Hello everyone. Thank you for joining today’s programme. My name is Omotayo Sangofadeji.
I am the author of ‘Her Eyes Tell Our Stories’ a collection of short stories.
I have known Tolu’ for a couple of years now and he was a great support to me on my journey to become a self-published author.
From his first book to his current collection, I can proudly and confidently say that Tolu’ is passionate about the arts and creative scene.
“Black Lives Matter” is the opening story in Tolu’ Akinyemi’s short stories collection “Inferno of silence”. It is a short story that follows the lead character Ikemefuna, and his journey as a footballer in Nigeria to become an immigrant in Europe.
The story explores a major theme that I would love to tag ‘the social-dynamics of complexion’ aka how quickly people attack others based on skin colour. Referring to a person as ‘black’ or ‘burnt’ or name tags such as ‘Charcoal’, ‘Baba Dudu’, are just the same as ‘Oyinbo’, -nicknames that teach us colour from childhood.
Ikemefuna is called ‘Blacky’ even by his father who teases that he is dark in complexion because his mother “drank too much black coffee while pregnant and burned his skin in the process”. The author dextrously reminds us at this point that the concept of ‘colour’ is taught, imbibed and not inborn. We were not born thinking ‘people who are fairer in complexion look good’, or that ‘dark people look dirty’, we have been socially conditioned to believe these things as true.
I particularly enjoyed how the story explores other sub themes such as hopes dashed when parents die without witnessing the success envisaged for their children; the decision it takes to immigrate- leaving behind the familiar and embracing the unknown; the tragic state of Nigerian roads (infrastructure and security wise).
The author even finds a way to remind us of the sports prowess of Kanu Nwankwo the legend.
I also admire how the author addresses the epidemic of SARS and how an institution preys on the very people it was created for without consequences. To achieve the desired effect and ring home how much of a rot the Nigerian judiciary has become stuck in, the author introduces us to a character in the book who is thrown into the back of a police van.

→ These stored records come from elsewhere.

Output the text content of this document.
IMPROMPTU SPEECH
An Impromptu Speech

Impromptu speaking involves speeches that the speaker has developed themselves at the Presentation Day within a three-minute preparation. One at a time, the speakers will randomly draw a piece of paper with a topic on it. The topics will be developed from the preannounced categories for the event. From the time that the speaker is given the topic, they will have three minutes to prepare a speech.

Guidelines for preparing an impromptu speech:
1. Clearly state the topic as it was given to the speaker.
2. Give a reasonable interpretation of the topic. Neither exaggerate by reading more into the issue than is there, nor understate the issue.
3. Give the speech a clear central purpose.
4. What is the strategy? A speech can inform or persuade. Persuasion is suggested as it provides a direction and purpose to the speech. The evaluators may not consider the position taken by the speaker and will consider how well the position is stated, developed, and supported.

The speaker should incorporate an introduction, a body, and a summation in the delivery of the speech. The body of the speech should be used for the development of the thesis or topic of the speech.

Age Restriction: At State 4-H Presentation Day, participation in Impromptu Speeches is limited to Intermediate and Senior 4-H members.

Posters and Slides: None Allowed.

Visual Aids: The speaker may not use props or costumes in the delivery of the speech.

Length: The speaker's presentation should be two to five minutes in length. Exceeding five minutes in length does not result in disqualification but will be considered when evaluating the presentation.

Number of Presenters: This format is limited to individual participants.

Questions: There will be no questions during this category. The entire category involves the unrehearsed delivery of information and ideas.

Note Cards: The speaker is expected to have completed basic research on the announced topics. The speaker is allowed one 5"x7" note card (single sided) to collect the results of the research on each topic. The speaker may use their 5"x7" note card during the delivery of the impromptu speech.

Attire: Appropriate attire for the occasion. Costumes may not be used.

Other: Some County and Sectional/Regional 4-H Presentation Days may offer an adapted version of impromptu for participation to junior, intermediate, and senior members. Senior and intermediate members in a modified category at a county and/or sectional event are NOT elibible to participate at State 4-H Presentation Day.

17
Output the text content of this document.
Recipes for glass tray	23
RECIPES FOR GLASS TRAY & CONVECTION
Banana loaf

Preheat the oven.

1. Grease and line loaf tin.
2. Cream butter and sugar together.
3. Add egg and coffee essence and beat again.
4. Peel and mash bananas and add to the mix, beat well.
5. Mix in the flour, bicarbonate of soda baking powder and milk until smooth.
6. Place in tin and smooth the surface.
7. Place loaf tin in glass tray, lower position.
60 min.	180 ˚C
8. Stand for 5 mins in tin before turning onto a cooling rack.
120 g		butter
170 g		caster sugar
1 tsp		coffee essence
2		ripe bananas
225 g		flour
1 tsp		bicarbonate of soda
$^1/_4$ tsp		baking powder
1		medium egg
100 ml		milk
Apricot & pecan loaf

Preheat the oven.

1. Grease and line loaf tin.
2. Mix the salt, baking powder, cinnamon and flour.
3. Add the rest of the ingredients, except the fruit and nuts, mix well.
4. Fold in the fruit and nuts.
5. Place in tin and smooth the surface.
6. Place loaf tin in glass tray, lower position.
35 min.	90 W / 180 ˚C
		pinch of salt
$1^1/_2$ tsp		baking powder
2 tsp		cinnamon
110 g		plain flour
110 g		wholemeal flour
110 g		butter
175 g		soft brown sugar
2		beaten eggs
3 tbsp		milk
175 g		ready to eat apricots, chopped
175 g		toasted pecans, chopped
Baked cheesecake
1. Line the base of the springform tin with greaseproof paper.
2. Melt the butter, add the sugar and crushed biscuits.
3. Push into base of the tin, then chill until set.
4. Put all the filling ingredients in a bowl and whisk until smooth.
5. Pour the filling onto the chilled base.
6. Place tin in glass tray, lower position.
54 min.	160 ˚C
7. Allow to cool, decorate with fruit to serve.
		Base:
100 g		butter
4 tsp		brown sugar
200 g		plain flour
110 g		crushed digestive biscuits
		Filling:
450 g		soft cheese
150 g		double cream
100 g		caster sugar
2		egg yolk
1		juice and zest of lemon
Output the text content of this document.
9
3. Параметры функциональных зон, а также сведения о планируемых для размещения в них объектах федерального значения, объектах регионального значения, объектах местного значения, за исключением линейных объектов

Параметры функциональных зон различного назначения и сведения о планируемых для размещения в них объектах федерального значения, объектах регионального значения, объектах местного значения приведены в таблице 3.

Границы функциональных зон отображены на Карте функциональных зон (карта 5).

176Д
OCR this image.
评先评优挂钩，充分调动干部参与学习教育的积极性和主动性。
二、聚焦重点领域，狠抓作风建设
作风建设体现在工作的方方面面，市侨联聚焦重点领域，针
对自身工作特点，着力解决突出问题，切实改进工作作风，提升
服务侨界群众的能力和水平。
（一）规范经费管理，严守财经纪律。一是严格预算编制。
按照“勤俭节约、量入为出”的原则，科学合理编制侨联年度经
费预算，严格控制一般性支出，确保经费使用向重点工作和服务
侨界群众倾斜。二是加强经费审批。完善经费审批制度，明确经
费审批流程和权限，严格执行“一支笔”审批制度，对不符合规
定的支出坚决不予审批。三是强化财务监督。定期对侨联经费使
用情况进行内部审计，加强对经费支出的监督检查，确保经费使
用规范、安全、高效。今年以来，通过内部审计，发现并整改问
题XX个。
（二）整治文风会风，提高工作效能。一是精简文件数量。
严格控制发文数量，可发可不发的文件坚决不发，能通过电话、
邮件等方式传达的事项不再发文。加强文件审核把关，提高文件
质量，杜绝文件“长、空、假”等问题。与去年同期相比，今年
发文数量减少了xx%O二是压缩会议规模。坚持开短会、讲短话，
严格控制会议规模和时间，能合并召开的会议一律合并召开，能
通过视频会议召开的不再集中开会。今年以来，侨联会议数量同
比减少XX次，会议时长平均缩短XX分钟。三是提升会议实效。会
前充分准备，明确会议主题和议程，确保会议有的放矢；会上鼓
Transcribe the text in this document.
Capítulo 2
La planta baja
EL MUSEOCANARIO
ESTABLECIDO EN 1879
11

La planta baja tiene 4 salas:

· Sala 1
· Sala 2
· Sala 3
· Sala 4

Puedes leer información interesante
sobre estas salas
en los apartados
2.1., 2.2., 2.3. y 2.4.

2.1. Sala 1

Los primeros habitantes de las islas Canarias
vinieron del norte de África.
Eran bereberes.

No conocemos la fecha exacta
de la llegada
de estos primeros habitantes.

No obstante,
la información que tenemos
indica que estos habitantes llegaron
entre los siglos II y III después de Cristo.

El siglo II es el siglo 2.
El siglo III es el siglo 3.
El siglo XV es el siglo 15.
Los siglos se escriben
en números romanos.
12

The moment he gets into that van, Ikemefuna unwittingly doubts he would ever see the character again- a strong allusion to the jungle justice brand that SARS now stands for. Pick up people for no reason, detain them for no reason, unlawfully demand bail, kill whoever the trigger finds. A tragic situation.
Now, to “All Lives Matter”, to know history is to know how important it has become to emphasise that “Black lives matter”. Decades of pressure means that black people are twice more likely to be killed by a police officer while unarmed, compared to a white individual- the statistics sadly and glaringly backs up this tragedy.
Everyone is biased- whether admitted or not. In fact, Equality in everyday living might just be a myth as it is nearly impossible to prevent imbibed biases from childhood. Biases can be unlearnt as we grow older, meet more people and expand our knowledge base. But sadly, sometimes the damage already caused is irreparable.
The question I implore every reader today to ask themselves is “can you complain about racism if you are tribalistic?”. Racism doesn’t only get perpetrated by white people to black people. Racism also happens when black people turn their noses against brown people and vice versa. Even Ikemefuna who experiences racism was also racist in how he thought an Indian Man who first spoke to him in Hindu was “somewhat deranged mentally”.
We all should honestly ask ourselves, “is it that I don’t like the system, or I just don’t like how the system treats me? Would I be comfortable with a system that favours me at the detriment of others?”
To say that “All Lives matter” as a retort to “Black Lives matter” is as abysmal a retort as the “Not all men” response to “Me too”.
Whose lives are currently in danger? Whose colour is more likely to get them killed? Whose socio-cultural disadvantage will continue to trail them for most, if not for all of their lives? Who does not have access to climb up the career ladder? Who is more likely to be ignored by a Doctor and thus more likely to die from avoidable complications? Who has decades after decades been treated so unfairly, history tries in shame to rewrite the story of cruelty but fails at it?
So Yes, all lives matter. But at this point in history, we are talking about Black Lives and how they matter!
And Tolu’ Akinyemi does a great job of bringing to the forefront these pertinent issues. I particularly enjoyed the plot twist at the end of this story. You have to read your copy to find out what that plot twist is.
Or should I type a spoiler? I bet not!